Ao fim, ainda é necessário rotulá-los ao expô-los em festivais, museus ou nas fichas técnicas da folha crítica do Cine Caolho. Mesmo assim, eles ainda escapam. Essas obras híbridas podem transitar entre espaços diferentes por proporem uma experiência outra, uma passagem entre linguagens, e comportarem um tempo diferente daquele de causa e efeito.

Ao conterem uma relação direta com a performance – linguagem-fluxo que não se deixa aprisionar em definições cerradas – esses filmes não podem ser compartimentados em seguimentos da arte. Os chamamos de filmes por serem audiovisuais, mas esses são filmes outros. São investigações de projetos poéticos que se baseiam sobre a transversalidade das imagens, transformando-as em experiência. Ao tomarem essa posição, os artistas expõem suas questões e colocam suas descobertas como a articulação de novos idiomas, dos quais os efeitos não podem ser antecipados. Esse gesto inclui o espectador como outro desbravador ativo na construção de sentidos e na concretização de sensações.

É possível estabelecer pontes entre essas obras e certos movimentos de intersecção entre cinema e arte. No caso de Balneário e Perdeu a memória e matou o cinema, lembremos que ambos estavam instalados no Museu de Arte Contemporânea do Dragão do Mar ainda nesse ano e possuíam configuração espacial articulada dentro das salas que habitavam. Pra você e O centro invisível dialogam com filmes-carta e obras que trabalham relações entre imagem e palavra (seja esta gráfica ou sonora). Mutação se relaciona com vídeos de performances e filmes de sinfonia das metrópoles. E não só por isso, mas também pela proposição de dispositivos geradores e de imagens-sons sensoriais, está próximo também de Sábado à noite, de Ivo Lopes. Esses cinco trabalhos podem muito bem ocupar uma sala de cinema ou uma galeria. No entanto, a interação com os espaços diferentes implica certas adaptações e interfere diretamente na fruição.
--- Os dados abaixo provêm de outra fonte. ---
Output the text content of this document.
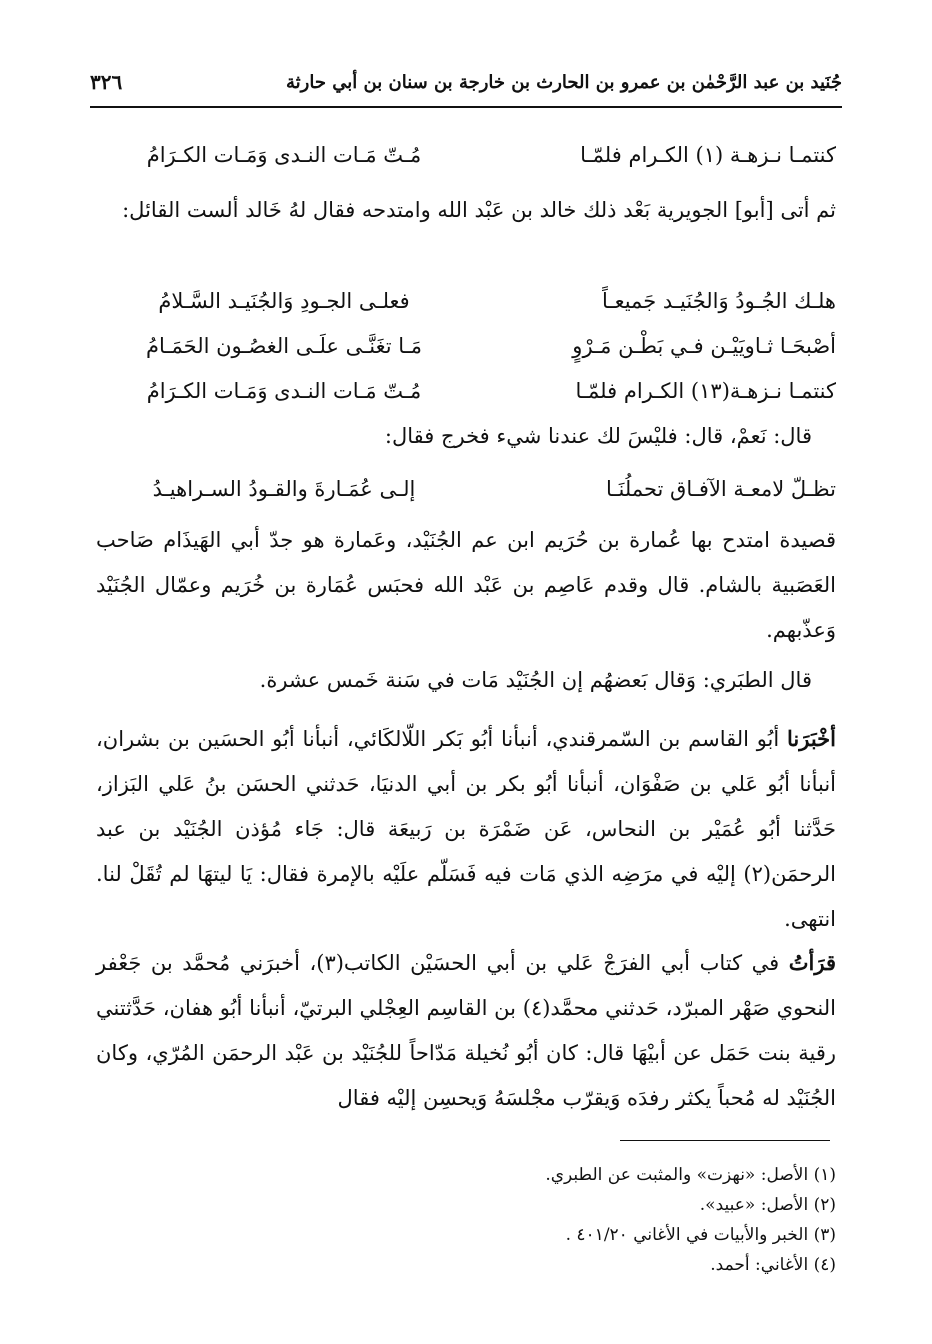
٣٢٦	جُنَيد بن عبد الرَّحْمٰن بن عمرو بن الحارث بن خارجة بن سنان بن أبي حارثة
كنتمـا نـزهـة (١) الكـرام فلمّـا
مُـتّ مَـات النـدى وَمَـات الكـرَامُ
ثم أتى [أبو] الجويرية بَعْد ذلك خالد بن عَبْد الله وامتدحه فقال لهُ خَالد ألست القائل:
هلـك الجُـودُ وَالجُنَيـد جَميعـاً
فعلـى الجـودِ وَالجُنَيـد السَّـلامُ
أصْبحَـا ثـاويَيْـن فـي بَطْـن مَـرْوٍ
مَـا تغَنَّـى علَـى الغصُـون الحَمَـامُ
كنتمـا نـزهـة(١٣) الكـرام فلمّـا
مُـتّ مَـات النـدى وَمَـات الكـرَامُ
قال: نَعمْ، قال: فليْسَ لك عندنا شيء فخرج فقال:
تظـلّ لامعـة الآفـاق تحملُنَـا
إلـى عُمَـارةَ والقـودُ السـراهيـدُ
قصيدة امتدح بها عُمارة بن حُرَيم ابن عم الجُنَيْد، وعَمارة هو جدّ أبي الهَيذَام صَاحب العَصَبية بالشام. قال وقدم عَاصِم بن عَبْد الله فحبَس عُمَارة بن خُرَيم وعمّال الجُنَيْد وَعذّبهم.
قال الطبَري: وَقال بَعضهُم إن الجُنَيْد مَات في سَنة خَمس عشرة.
أخْبَرَنا أبُو القاسم بن السّمرقندي، أنبأنا أبُو بَكر اللّالكَائي، أنبأنا أبُو الحسَين بن بشران، أنبأنا أبُو عَلي بن صَفْوَان، أنبأنا أبُو بكر بن أبي الدنيَا، حَدثني الحسَن بنُ عَلي البَزاز، حَدَّثنا أبُو عُمَيْر بن النحاس، عَن ضَمْرَة بن رَبيعَة قال: جَاء مُؤذن الجُنَيْد بن عبد الرحمَن(٢) إليْه في مرَضِه الذي مَات فيه فَسَلّم علَيْه بالإمرة فقال: يَا ليتهَا لم تُقَلْ لنا. انتهى.
قرَأتُ في كتاب أبي الفرَجْ عَلي بن أبي الحسَيْن الكاتب(٣)، أخبرَني مُحمَّد بن جَعْفر النحوي صَهْر المبرّد، حَدثني محمَّد(٤) بن القاسِم العِجْلي البرتيّ، أنبأنا أبُو هفان، حَدَّثتني رقية بنت حَمَل عن أبيْهَا قال: كان أبُو نُخيلة مَدّاحاً للجُنَيْد بن عَبْد الرحمَن المُرّي، وكان الجُنَيْد له مُحباً يكثر رفدَه وَيقرّب مجْلسَهُ وَيحسِن إليْه فقال
(١) الأصل: «نهزت» والمثبت عن الطبري.
(٢) الأصل: «عبيد».
(٣) الخبر والأبيات في الأغاني ٤٠١/٢٠ .
(٤) الأغاني: أحمد.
Balneário e Perdeu a memória e matou o cinema são os dois exemplos mais claros dessa colocação por já terem passado por ambos os espaços. No MAC, o primeiro possuía um conjunto de árvores cenográficas ao redor do monitor de vídeo, estendendo a questão para o espectador de maneira física, já que ele deveria adentrar o balneário artificial do museu para ter acesso àquele que mãe e filha criaram para si. Projetado em maior tamanho na sala escura, Balneário potencializa a relação de duração com o espectador, que se deixa levar pelo seguimento da relação que se tece em plano fixo. Perdeu a memória... se propunha espacializado como sala de cinema no museu, o que a evidenciava como um dispositivo de visualização de imagem construído historicamente. Estando na sala de cinema de fato, o filme potencializa a voz e o deambular da personagem Sage, que fala de si como desse lugar. Agora, um espelho se coloca na sala. Esta como sítio, quer queira quer não, impregnado de memórias de mais de cem anos de história de uma linguagem hegemônica que se vê voltada para si mesma em quebra reflexiva e de constante auto-questionamento.
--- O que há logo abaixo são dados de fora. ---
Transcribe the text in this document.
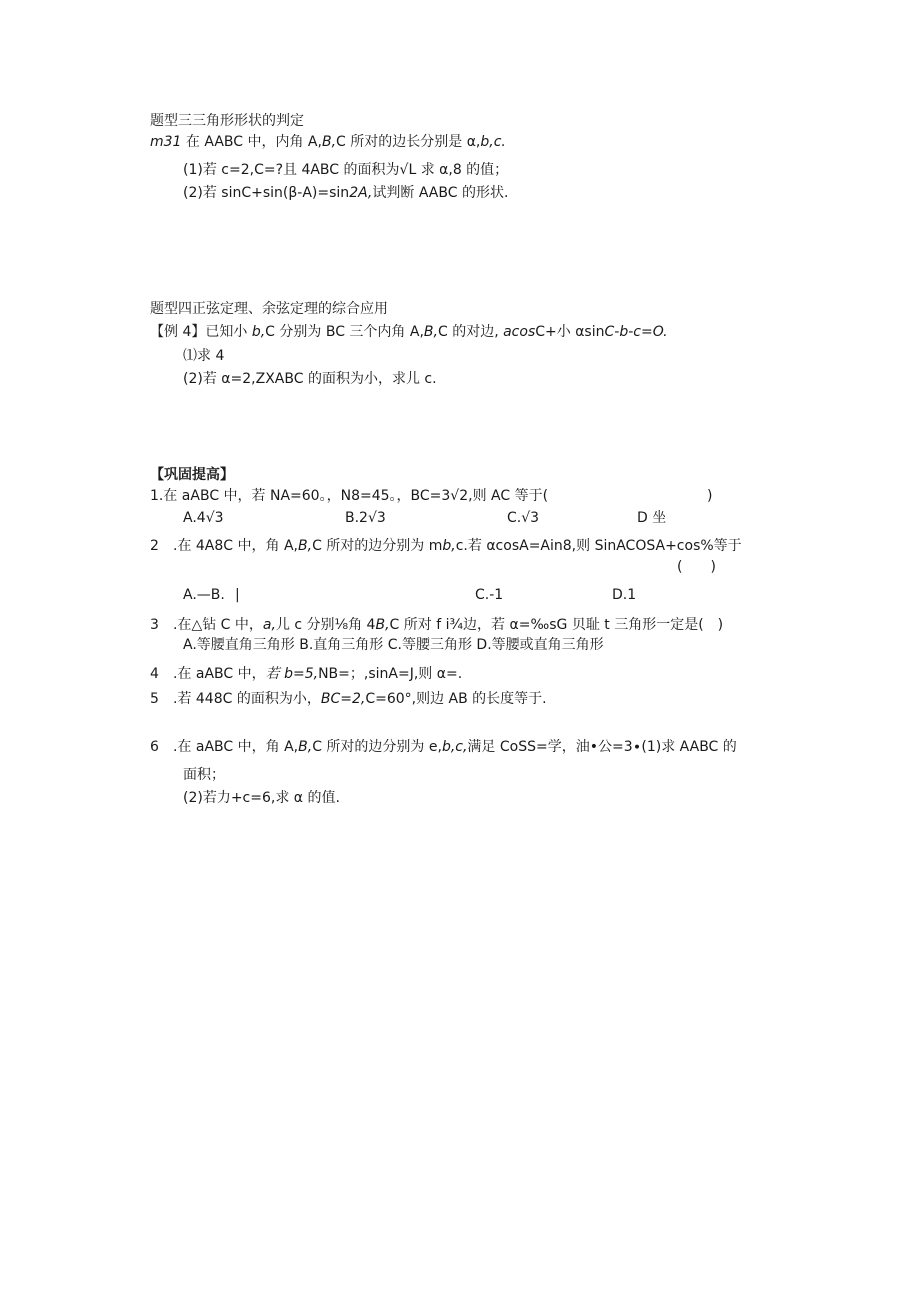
题型三三角形形状的判定
m31 在 AABC 中，内角 A,B,C 所对的边长分别是 α,b,c.
(1)若 c=2,C=?且 4ABC 的面积为√L 求 α,8 的值；
(2)若 sinC+sin(β-A)=sin2A,试判断 AABC 的形状.
题型四正弦定理、余弦定理的综合应用
【例 4】已知小 b,C 分别为 BC 三个内角 A,B,C 的对边, acosC+小 αsinC-b-c=O.
⑴求 4
(2)若 α=2,ZXABC 的面积为小，求儿 c.
【巩固提高】
1.在 aABC 中，若 NA=60。，N8=45。，BC=3√2,则 AC 等于(	)
A.4√3	B.2√3	C.√3	D 坐
2 .在 4A8C 中，角 A,B,C 所对的边分别为 mb,c.若 αcosA=Ain8,则 SinACOSA+cos%等于
(　　)
A.—B. |	C.-1	D.1
3 .在△钻 C 中，a,儿 c 分别⅛角 4B,C 所对 f i¾边，若 α=‰sG 贝耻 t 三角形一定是(　)
A.等腰直角三角形 B.直角三角形 C.等腰三角形 D.等腰或直角三角形
4 .在 aABC 中，若 b=5,NB=；,sinA=J,则 α=.
5 .若 448C 的面积为小，BC=2,C=60°,则边 AB 的长度等于.
6 .在 aABC 中，角 A,B,C 所对的边分别为 e,b,c,满足 CoSS=学，油•公=3∙(1)求 AABC 的
面积；
(2)若力+c=6,求 α 的值.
Quanto aos outros três trabalhos, resta a pergunta de como seus realizadores o instalariam e qual seria sua relação com o público do espaço expositivo, posto que são experiências. Fica o desejo de encontrá-los em breve.

Se a hibridação já existia antes de Griffith e se faz como um caminho sem volta pelos meios digitais, para que ainda pontuá-la ao observar seus movimentos e efeitos? Porque cada ação nesse sentido guarda a concretude de uma possibilidade dentre inúmeras outras a gerar uma linguagem que não se aprisiona em si, que é mutável e constantemente interessada em se fazer cada vez mais fluxo do que definir sua individualidade.